Configure Indexing Environment - ABO

Concept Agent Managed From BO

Product
ABO
AFS_Version
7.7
Category
Technical Notes

Create a Launch Script

The script used to launch PaF contains:

#!/bin/bash

export AFS7="/usr/local/afs7/PaF/Concept"
export VOCA_NAME="$AFS7/conf/myVoca.rdf"

/usr/local/afs7/bin/afs_paf -p ${AFS7}/conf/paf.xml

Here is the trick. When PaF starts, it automatically downloads its Vocabularies. Usually, these vocabularies are used for semantic expansions of indexed data.
Here, the vocabulary is the processed file.

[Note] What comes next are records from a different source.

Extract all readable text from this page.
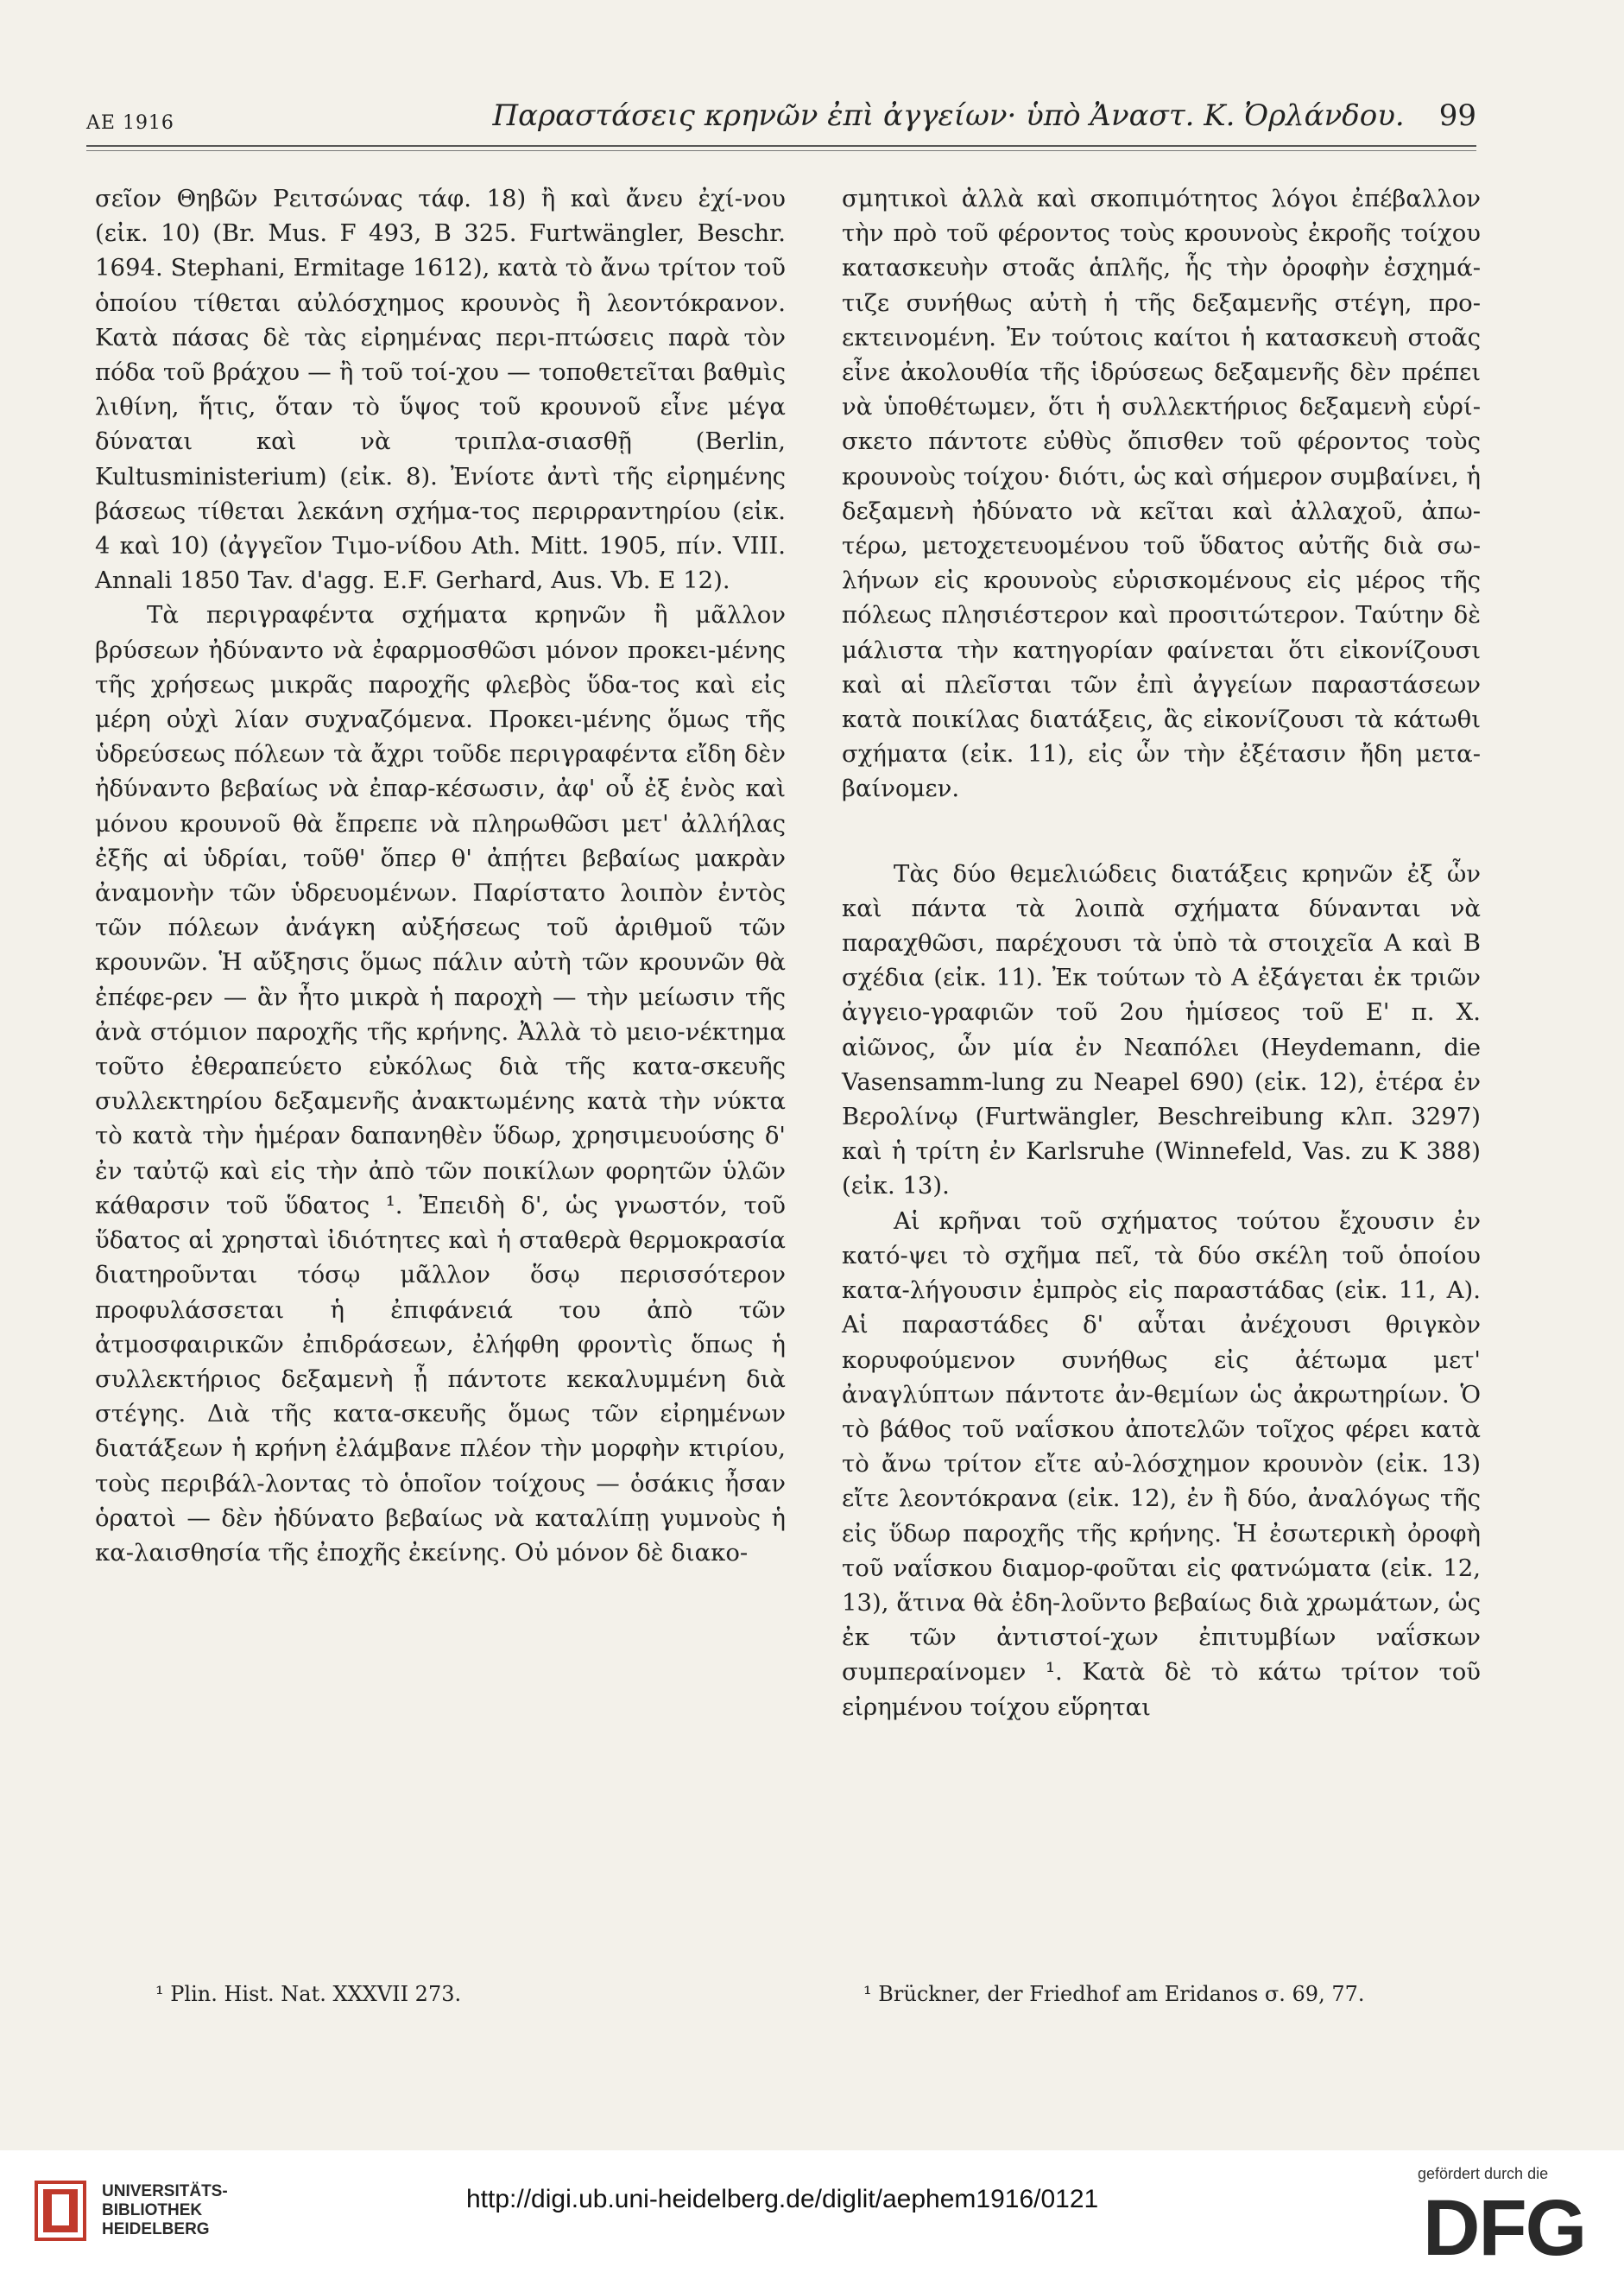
ΑΕ 1916	Παραστάσεις κρηνῶν ἐπὶ ἀγγείων· ὑπὸ Ἀναστ. Κ. Ὀρλάνδου. 99

σεῖον Θηβῶν Ρειτσώνας τάφ. 18) ἢ καὶ ἄνευ ἐχί-νου (εἰκ. 10) (Br. Mus. F 493, B 325. Furtwängler, Beschr. 1694. Stephani, Ermitage 1612), κατὰ τὸ ἄνω τρίτον τοῦ ὁποίου τίθεται αὐλόσχημος κρουνὸς ἢ λεοντόκρανον. Κατὰ πάσας δὲ τὰς εἰρημένας περι-πτώσεις παρὰ τὸν πόδα τοῦ βράχου — ἢ τοῦ τοί-χου — τοποθετεῖται βαθμὶς λιθίνη, ἥτις, ὅταν τὸ ὕψος τοῦ κρουνοῦ εἶνε μέγα δύναται καὶ νὰ τριπλα-σιασθῇ (Berlin, Kultusministerium) (εἰκ. 8). Ἐνίοτε ἀντὶ τῆς εἰρημένης βάσεως τίθεται λεκάνη σχήμα-τος περιρραντηρίου (εἰκ. 4 καὶ 10) (ἀγγεῖον Τιμο-νίδου Ath. Mitt. 1905, πίν. VIII. Annali 1850 Tav. d'agg. E.F. Gerhard, Aus. Vb. E 12).

Τὰ περιγραφέντα σχήματα κρηνῶν ἢ μᾶλλον βρύσεων ἠδύναντο νὰ ἐφαρμοσθῶσι μόνον προκει-μένης τῆς χρήσεως μικρᾶς παροχῆς φλεβὸς ὕδα-τος καὶ εἰς μέρη οὐχὶ λίαν συχναζόμενα. Προκει-μένης ὅμως τῆς ὑδρεύσεως πόλεων τὰ ἄχρι τοῦδε περιγραφέντα εἴδη δὲν ἠδύναντο βεβαίως νὰ ἐπαρ-κέσωσιν, ἀφ' οὗ ἐξ ἑνὸς καὶ μόνου κρουνοῦ θὰ ἔπρεπε νὰ πληρωθῶσι μετ' ἀλλήλας ἐξῆς αἱ ὑδρίαι, τοῦθ' ὅπερ θ' ἀπῄτει βεβαίως μακρὰν ἀναμονὴν τῶν ὑδρευομένων. Παρίστατο λοιπὸν ἐντὸς τῶν πόλεων ἀνάγκη αὐξήσεως τοῦ ἀριθμοῦ τῶν κρουνῶν. Ἡ αὔξησις ὅμως πάλιν αὐτὴ τῶν κρουνῶν θὰ ἐπέφε-ρεν — ἂν ἦτο μικρὰ ἡ παροχὴ — τὴν μείωσιν τῆς ἀνὰ στόμιον παροχῆς τῆς κρήνης. Ἀλλὰ τὸ μειο-νέκτημα τοῦτο ἐθεραπεύετο εὐκόλως διὰ τῆς κατα-σκευῆς συλλεκτηρίου δεξαμενῆς ἀνακτωμένης κατὰ τὴν νύκτα τὸ κατὰ τὴν ἡμέραν δαπανηθὲν ὕδωρ, χρησιμευούσης δ' ἐν ταὐτῷ καὶ εἰς τὴν ἀπὸ τῶν ποικίλων φορητῶν ὑλῶν κάθαρσιν τοῦ ὕδατος ¹. Ἐπειδὴ δ', ὡς γνωστόν, τοῦ ὕδατος αἱ χρησταὶ ἰδιότητες καὶ ἡ σταθερὰ θερμοκρασία διατηροῦνται τόσῳ μᾶλλον ὅσῳ περισσότερον προφυλάσσεται ἡ ἐπιφάνειά του ἀπὸ τῶν ἀτμοσφαιρικῶν ἐπιδράσεων, ἐλήφθη φροντὶς ὅπως ἡ συλλεκτήριος δεξαμενὴ ᾖ πάντοτε κεκαλυμμένη διὰ στέγης. Διὰ τῆς κατα-σκευῆς ὅμως τῶν εἰρημένων διατάξεων ἡ κρήνη ἐλάμβανε πλέον τὴν μορφὴν κτιρίου, τοὺς περιβάλ-λοντας τὸ ὁποῖον τοίχους — ὁσάκις ἦσαν ὁρατοὶ — δὲν ἠδύνατο βεβαίως νὰ καταλίπῃ γυμνοὺς ἡ κα-λαισθησία τῆς ἐποχῆς ἐκείνης. Οὐ μόνον δὲ διακο-

σμητικοὶ ἀλλὰ καὶ σκοπιμότητος λόγοι ἐπέβαλλον τὴν πρὸ τοῦ φέροντος τοὺς κρουνοὺς ἐκροῆς τοίχου κατασκευὴν στοᾶς ἁπλῆς, ἧς τὴν ὀροφὴν ἐσχημά-τιζε συνήθως αὐτὴ ἡ τῆς δεξαμενῆς στέγη, προ-εκτεινομένη. Ἐν τούτοις καίτοι ἡ κατασκευὴ στοᾶς εἶνε ἀκολουθία τῆς ἱδρύσεως δεξαμενῆς δὲν πρέπει νὰ ὑποθέτωμεν, ὅτι ἡ συλλεκτήριος δεξαμενὴ εὑρί-σκετο πάντοτε εὐθὺς ὄπισθεν τοῦ φέροντος τοὺς κρουνοὺς τοίχου· διότι, ὡς καὶ σήμερον συμβαίνει, ἡ δεξαμενὴ ἠδύνατο νὰ κεῖται καὶ ἀλλαχοῦ, ἀπω-τέρω, μετοχετευομένου τοῦ ὕδατος αὐτῆς διὰ σω-λήνων εἰς κρουνοὺς εὑρισκομένους εἰς μέρος τῆς πόλεως πλησιέστερον καὶ προσιτώτερον. Ταύτην δὲ μάλιστα τὴν κατηγορίαν φαίνεται ὅτι εἰκονίζουσι καὶ αἱ πλεῖσται τῶν ἐπὶ ἀγγείων παραστάσεων κατὰ ποικίλας διατάξεις, ἃς εἰκονίζουσι τὰ κάτωθι σχήματα (εἰκ. 11), εἰς ὧν τὴν ἐξέτασιν ἤδη μετα-βαίνομεν.

Τὰς δύο θεμελιώδεις διατάξεις κρηνῶν ἐξ ὧν καὶ πάντα τὰ λοιπὰ σχήματα δύνανται νὰ παραχθῶσι, παρέχουσι τὰ ὑπὸ τὰ στοιχεῖα Α καὶ Β σχέδια (εἰκ. 11). Ἐκ τούτων τὸ Α ἐξάγεται ἐκ τριῶν ἀγγειο-γραφιῶν τοῦ 2ου ἡμίσεος τοῦ Ε' π. Χ. αἰῶνος, ὧν μία ἐν Νεαπόλει (Heydemann, die Vasensamm-lung zu Neapel 690) (εἰκ. 12), ἑτέρα ἐν Βερολίνῳ (Furtwängler, Beschreibung κλπ. 3297) καὶ ἡ τρίτη ἐν Karlsruhe (Winnefeld, Vas. zu K 388) (εἰκ. 13).

Αἱ κρῆναι τοῦ σχήματος τούτου ἔχουσιν ἐν κατό-ψει τὸ σχῆμα πεῖ, τὰ δύο σκέλη τοῦ ὁποίου κατα-λήγουσιν ἐμπρὸς εἰς παραστάδας (εἰκ. 11, Α). Αἱ παραστάδες δ' αὗται ἀνέχουσι θριγκὸν κορυφούμενον συνήθως εἰς ἀέτωμα μετ' ἀναγλύπτων πάντοτε ἀν-θεμίων ὡς ἀκρωτηρίων. Ὁ τὸ βάθος τοῦ ναΐσκου ἀποτελῶν τοῖχος φέρει κατὰ τὸ ἄνω τρίτον εἴτε αὐ-λόσχημον κρουνὸν (εἰκ. 13) εἴτε λεοντόκρανα (εἰκ. 12), ἐν ἢ δύο, ἀναλόγως τῆς εἰς ὕδωρ παροχῆς τῆς κρήνης. Ἡ ἐσωτερικὴ ὀροφὴ τοῦ ναΐσκου διαμορ-φοῦται εἰς φατνώματα (εἰκ. 12, 13), ἅτινα θὰ ἐδη-λοῦντο βεβαίως διὰ χρωμάτων, ὡς ἐκ τῶν ἀντιστοί-χων ἐπιτυμβίων ναΐσκων συμπεραίνομεν ¹. Κατὰ δὲ τὸ κάτω τρίτον τοῦ εἰρημένου τοίχου εὕρηται

¹ Plin. Hist. Nat. XXXVII 273.	¹ Brückner, der Friedhof am Eridanos σ. 69, 77.
UNIVERSITÄTS-
BIBLIOTHEK
HEIDELBERG
http://digi.ub.uni-heidelberg.de/diglit/aephem1916/0121
gefördert durch die
DFG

$VOCA_NAME variable is used further as filter arguments. It is the vocabulary managed from Back Office.

It is generated in SKOS format, located in $AFS/conf, and named as in BO with .rdf extension.

Add PreScript

The following line can be added as prescript, in order to clean the environment before every new indexing:

rm -rf $AFS7/db $AFS7/rdf $AFS7/repository $AFS7/var $AFS7/tmp

Configure filters

The following filters are necessary, in this order (installing antidot-aif and antidot-paf-rdf packages makes them available):

  • afs_concept_build
  • afs_rdfx_serialize
  • afs_xml_xslt
  • afs_dbm_store
  • afs_concept_deploy

  • afs_concept_build

This filter generates the necessary .dict file.

The following parameters must be set:

  • input_files, the Vocabulary generated using BO: $VOCA_NAME.
  • output_file, the .dict file to generate.

  • afs_rdfx_serialize

This filter converts desired data from the vocabulary into RDFx.

The following parameters must be set:

  • split_mode must be set to true.
  • rdf_files, the Vocabulary generated using BO: $VOCA_NAME.
  • predicates_to_follow are the predicates followed by the filter. They are:

<afs:param value="http://www.w3.org/2004/02/skos/core#broader"/>
<afs:param value="http://www.w3.org/2004/02/skos/core#narrower"/>
<afs:param value="http://www.w3.org/2004/02/skos/core#inScheme"/>
<afs:param value="http://www.w3.org/2004/02/skos/core#closeMatch"/>
<afs:param value="http://www.w3.org/2004/02/skos/core#exactMatch"/>

  • sparql_directories is the folder where is located the SPARQL query (such as $AFS7/sparql). The query selects every extracted Concepts.

SELECT ?x WHERE { ?x a <http://www.w3.org/2004/02/skos/core#Concept>.}

  • output_layer is set to CONTENTS.

  • afs_xml_xslt

This filter converts previously generated RDFx data to XML.

The following parameter must be set:

  • xsl_file is the XSL file used (such as AFS7/xsl/RDFxToXML.xsl in our example).

  • afs_dbm_store

This filter converts previously generated XML to concept agent format repository.afs file.

The following parameters must be set:

  • xpath is set to /item/@uri.
  • output_dir is set to $AFS7/repository.

  • afs_concept_deploy

This filter deploys generated databases to reply servers.

The following parameters must be set:

  • dict_path is set to $AFS7/repository.
  • dbm_store_path is set to $AFS7/repository.